間抜けな黒猫 3
「で、どういう理由があって偽物の魔宝具なんて売っているのかしら?」
路地裏に入ると、アニマが単刀直入に訊ねた。
「え、えっと……仕方なかったんです! お金がなくて……」
「お金? だったら、普通の仕事をしなさい。

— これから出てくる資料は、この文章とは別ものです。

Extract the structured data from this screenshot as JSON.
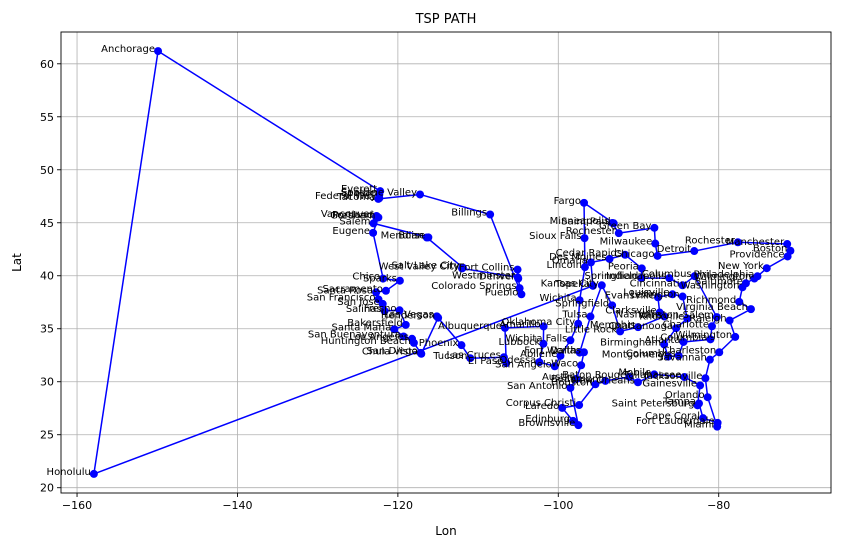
{
  "chart_data": {
    "type": "line",
    "title": "TSP PATH",
    "xlabel": "Lon",
    "ylabel": "Lat",
    "xlim": [
      -162,
      -66
    ],
    "ylim": [
      19.5,
      63
    ],
    "xticks": [
      -160,
      -140,
      -120,
      -100,
      -80
    ],
    "yticks": [
      20,
      25,
      30,
      35,
      40,
      45,
      50,
      55,
      60
    ],
    "grid": true,
    "line_color": "#0000ff",
    "marker_color": "#0000ff",
    "series": [
      {
        "points": [
          {
            "name": "Honolulu",
            "x": -157.9,
            "y": 21.3
          },
          {
            "name": "Anchorage",
            "x": -149.9,
            "y": 61.2
          },
          {
            "name": "Everett",
            "x": -122.2,
            "y": 47.98
          },
          {
            "name": "Seattle",
            "x": -122.33,
            "y": 47.61
          },
          {
            "name": "Federal Way",
            "x": -122.31,
            "y": 47.32
          },
          {
            "name": "Tacoma",
            "x": -122.44,
            "y": 47.25
          },
          {
            "name": "Spokane Valley",
            "x": -117.24,
            "y": 47.67
          },
          {
            "name": "Billings",
            "x": -108.5,
            "y": 45.78
          },
          {
            "name": "Pueblo",
            "x": -104.6,
            "y": 38.25
          },
          {
            "name": "Colorado Springs",
            "x": -104.82,
            "y": 38.83
          },
          {
            "name": "Fort Collins",
            "x": -105.08,
            "y": 40.58
          },
          {
            "name": "Denver",
            "x": -104.99,
            "y": 39.74
          },
          {
            "name": "Westminster",
            "x": -105.04,
            "y": 39.84
          },
          {
            "name": "West Valley City",
            "x": -112.0,
            "y": 40.69
          },
          {
            "name": "Salt Lake City",
            "x": -111.89,
            "y": 40.76
          },
          {
            "name": "Meridian",
            "x": -116.39,
            "y": 43.61
          },
          {
            "name": "Boise",
            "x": -116.2,
            "y": 43.62
          },
          {
            "name": "Salem",
            "x": -123.04,
            "y": 44.94
          },
          {
            "name": "Portland",
            "x": -122.68,
            "y": 45.52
          },
          {
            "name": "Vancouver",
            "x": -122.66,
            "y": 45.64
          },
          {
            "name": "Gresham",
            "x": -122.43,
            "y": 45.5
          },
          {
            "name": "Eugene",
            "x": -123.09,
            "y": 44.05
          },
          {
            "name": "Chico",
            "x": -121.84,
            "y": 39.73
          },
          {
            "name": "Sparks",
            "x": -119.75,
            "y": 39.53
          },
          {
            "name": "Sacramento",
            "x": -121.49,
            "y": 38.58
          },
          {
            "name": "Santa Rosa",
            "x": -122.71,
            "y": 38.44
          },
          {
            "name": "San Francisco",
            "x": -122.42,
            "y": 37.77
          },
          {
            "name": "San Jose",
            "x": -121.89,
            "y": 37.34
          },
          {
            "name": "Salinas",
            "x": -121.66,
            "y": 36.68
          },
          {
            "name": "Fresno",
            "x": -119.79,
            "y": 36.74
          },
          {
            "name": "Bakersfield",
            "x": -119.02,
            "y": 35.37
          },
          {
            "name": "Santa Maria",
            "x": -120.44,
            "y": 34.95
          },
          {
            "name": "San Buenaventura",
            "x": -119.29,
            "y": 34.27
          },
          {
            "name": "Los Angeles",
            "x": -118.24,
            "y": 34.05
          },
          {
            "name": "Huntington Beach",
            "x": -118.0,
            "y": 33.66
          },
          {
            "name": "San Diego",
            "x": -117.16,
            "y": 32.72
          },
          {
            "name": "Chula Vista",
            "x": -117.08,
            "y": 32.64
          },
          {
            "name": "Henderson",
            "x": -114.98,
            "y": 36.04
          },
          {
            "name": "Las Vegas",
            "x": -115.14,
            "y": 36.17
          },
          {
            "name": "Phoenix",
            "x": -112.07,
            "y": 33.45
          },
          {
            "name": "Tucson",
            "x": -110.97,
            "y": 32.22
          },
          {
            "name": "Las Cruces",
            "x": -106.78,
            "y": 32.31
          },
          {
            "name": "El Paso",
            "x": -106.49,
            "y": 31.76
          },
          {
            "name": "Albuquerque",
            "x": -106.65,
            "y": 35.08
          },
          {
            "name": "Amarillo",
            "x": -101.83,
            "y": 35.22
          },
          {
            "name": "Lubbock",
            "x": -101.86,
            "y": 33.58
          },
          {
            "name": "Odessa",
            "x": -102.37,
            "y": 31.85
          },
          {
            "name": "San Angelo",
            "x": -100.44,
            "y": 31.46
          },
          {
            "name": "Abilene",
            "x": -99.73,
            "y": 32.45
          },
          {
            "name": "Wichita Falls",
            "x": -98.49,
            "y": 33.91
          },
          {
            "name": "Oklahoma City",
            "x": -97.52,
            "y": 35.47
          },
          {
            "name": "Wichita",
            "x": -97.34,
            "y": 37.69
          },
          {
            "name": "Lincoln",
            "x": -96.68,
            "y": 40.81
          },
          {
            "name": "Sioux Falls",
            "x": -96.73,
            "y": 43.55
          },
          {
            "name": "Fargo",
            "x": -96.79,
            "y": 46.88
          },
          {
            "name": "Saint Paul",
            "x": -93.09,
            "y": 44.95
          },
          {
            "name": "Minneapolis",
            "x": -93.27,
            "y": 44.98
          },
          {
            "name": "Rochester",
            "x": -92.46,
            "y": 44.02
          },
          {
            "name": "Green Bay",
            "x": -88.02,
            "y": 44.52
          },
          {
            "name": "Milwaukee",
            "x": -87.91,
            "y": 43.04
          },
          {
            "name": "Chicago",
            "x": -87.63,
            "y": 41.88
          },
          {
            "name": "Detroit",
            "x": -83.05,
            "y": 42.33
          },
          {
            "name": "Rochester",
            "x": -77.61,
            "y": 43.16
          },
          {
            "name": "Manchester",
            "x": -71.46,
            "y": 42.99
          },
          {
            "name": "Boston",
            "x": -71.06,
            "y": 42.36
          },
          {
            "name": "Providence",
            "x": -71.41,
            "y": 41.82
          },
          {
            "name": "New York",
            "x": -74.01,
            "y": 40.71
          },
          {
            "name": "Philadelphia",
            "x": -75.17,
            "y": 39.95
          },
          {
            "name": "Wilmington",
            "x": -75.55,
            "y": 39.74
          },
          {
            "name": "Baltimore",
            "x": -76.61,
            "y": 39.29
          },
          {
            "name": "Washington",
            "x": -77.04,
            "y": 38.91
          },
          {
            "name": "Richmond",
            "x": -77.44,
            "y": 37.54
          },
          {
            "name": "Virginia Beach",
            "x": -75.98,
            "y": 36.85
          },
          {
            "name": "Raleigh",
            "x": -78.64,
            "y": 35.78
          },
          {
            "name": "Wilmington",
            "x": -77.94,
            "y": 34.23
          },
          {
            "name": "Charleston",
            "x": -79.93,
            "y": 32.78
          },
          {
            "name": "Savannah",
            "x": -81.1,
            "y": 32.08
          },
          {
            "name": "Jacksonville",
            "x": -81.66,
            "y": 30.33
          },
          {
            "name": "Orlando",
            "x": -81.38,
            "y": 28.54
          },
          {
            "name": "Miami",
            "x": -80.19,
            "y": 25.76
          },
          {
            "name": "Fort Lauderdale",
            "x": -80.14,
            "y": 26.12
          },
          {
            "name": "Cape Coral",
            "x": -81.95,
            "y": 26.56
          },
          {
            "name": "Tampa",
            "x": -82.46,
            "y": 27.95
          },
          {
            "name": "Saint Petersburg",
            "x": -82.64,
            "y": 27.77
          },
          {
            "name": "Gainesville",
            "x": -82.32,
            "y": 29.65
          },
          {
            "name": "Tallahassee",
            "x": -84.28,
            "y": 30.44
          },
          {
            "name": "Mobile",
            "x": -88.04,
            "y": 30.69
          },
          {
            "name": "New Orleans",
            "x": -90.07,
            "y": 29.95
          },
          {
            "name": "Baton Rouge",
            "x": -91.15,
            "y": 30.45
          },
          {
            "name": "Beaumont",
            "x": -94.13,
            "y": 30.08
          },
          {
            "name": "Houston",
            "x": -95.37,
            "y": 29.76
          },
          {
            "name": "Corpus Christi",
            "x": -97.4,
            "y": 27.8
          },
          {
            "name": "Laredo",
            "x": -99.51,
            "y": 27.53
          },
          {
            "name": "Edinburg",
            "x": -98.16,
            "y": 26.3
          },
          {
            "name": "Brownsville",
            "x": -97.5,
            "y": 25.9
          },
          {
            "name": "San Antonio",
            "x": -98.49,
            "y": 29.42
          },
          {
            "name": "Austin",
            "x": -97.74,
            "y": 30.27
          },
          {
            "name": "Waco",
            "x": -97.15,
            "y": 31.55
          },
          {
            "name": "Dallas",
            "x": -96.8,
            "y": 32.78
          },
          {
            "name": "Fort Worth",
            "x": -97.33,
            "y": 32.75
          },
          {
            "name": "Tulsa",
            "x": -95.99,
            "y": 36.15
          },
          {
            "name": "Kansas City",
            "x": -94.58,
            "y": 39.1
          },
          {
            "name": "Springfield",
            "x": -93.29,
            "y": 37.21
          },
          {
            "name": "Little Rock",
            "x": -92.29,
            "y": 34.75
          },
          {
            "name": "Memphis",
            "x": -90.05,
            "y": 35.15
          },
          {
            "name": "Nashville",
            "x": -86.78,
            "y": 36.16
          },
          {
            "name": "Clarksville",
            "x": -87.36,
            "y": 36.53
          },
          {
            "name": "Evansville",
            "x": -87.57,
            "y": 37.97
          },
          {
            "name": "Louisville",
            "x": -85.76,
            "y": 38.25
          },
          {
            "name": "Lexington",
            "x": -84.5,
            "y": 38.04
          },
          {
            "name": "Knoxville",
            "x": -83.92,
            "y": 35.96
          },
          {
            "name": "Chattanooga",
            "x": -85.31,
            "y": 35.05
          },
          {
            "name": "Birmingham",
            "x": -86.8,
            "y": 33.52
          },
          {
            "name": "Montgomery",
            "x": -86.3,
            "y": 32.37
          },
          {
            "name": "Columbus",
            "x": -84.99,
            "y": 32.46
          },
          {
            "name": "Atlanta",
            "x": -84.39,
            "y": 33.75
          },
          {
            "name": "Columbia",
            "x": -81.03,
            "y": 34.0
          },
          {
            "name": "Charlotte",
            "x": -80.84,
            "y": 35.23
          },
          {
            "name": "Winston-Salem",
            "x": -80.24,
            "y": 36.1
          },
          {
            "name": "Columbus",
            "x": -83.0,
            "y": 39.96
          },
          {
            "name": "Cincinnati",
            "x": -84.51,
            "y": 39.1
          },
          {
            "name": "Indianapolis",
            "x": -86.16,
            "y": 39.77
          },
          {
            "name": "Springfield",
            "x": -89.65,
            "y": 39.78
          },
          {
            "name": "Peoria",
            "x": -89.59,
            "y": 40.69
          },
          {
            "name": "Cedar Rapids",
            "x": -91.67,
            "y": 41.98
          },
          {
            "name": "Des Moines",
            "x": -93.61,
            "y": 41.59
          },
          {
            "name": "Omaha",
            "x": -95.93,
            "y": 41.26
          },
          {
            "name": "Topeka",
            "x": -95.68,
            "y": 39.05
          }
        ]
      }
    ]
  }
}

この街ならアナタくらいの若い娘がお金を得る手段なんて腐るほどあるわよ」
案外えげつないことを言うものだと思ったが、アニマとしては、偽物の商売品を売られていたことに腹を立てているのだろう。
「え……ど、どうすればいいんですか?」
「アナタ……本気でそれ、訊いているの?」
「え、ええ……その……アタシ、あんまり働いたこととか無くて……」
女の子は申し訳無さそうにそう言った。アニマと俺は再び顔を見合わせる。
「なぁ、アンタ。もしかして、その……実は元々はすごい金持ちだったとか、そういう境遇なのか?」
「え? お金……そうですね。お金はあったと思います。少なくとも御主人様は私に毎日エサをくれましたから」
「え……エサ?」
俺が思わず尋ね返すと、女の子はしまった、という顔で俺から目を逸らした。
「……なるほど。そういうこと」
しかし、アニマはすぐに理解したようだった。
「なんだ? 一体どうしたんだよ、アニマ」
「タイラー。お金をあげるから、市場で魚を一匹、なんでもいいから買ってきてくれるかしら?」
「はぁ? 魚? なんで?」
すると、アニマは顎で少女の方を指し示した。
見ると、なぜか女の子は目をギラギラさせてこちらを見ていた。
「え……何?」
「あ……え、えっと。お兄さん、その……お魚、くれるんですか?」
「え? いや、アンタにはやらないけど……」
「え!? そ、そんなぁ……ヴィオ、なんでもしますよ? だから、アタシにお魚を……」
すると、なぜかアニマはプッと吹き出した。
「え……どうしたんだよ、アニマ」
「ああ、ごめんなさい……その子猫ちゃんが、あまりにもわかりやすすぎるものだったから……」
「え? 子猫?」
俺は少女の方を見てみる。
すると驚いたことに、なぜか黒いフードで覆われていた頭から、猫の耳のようなものが見えていたのだった。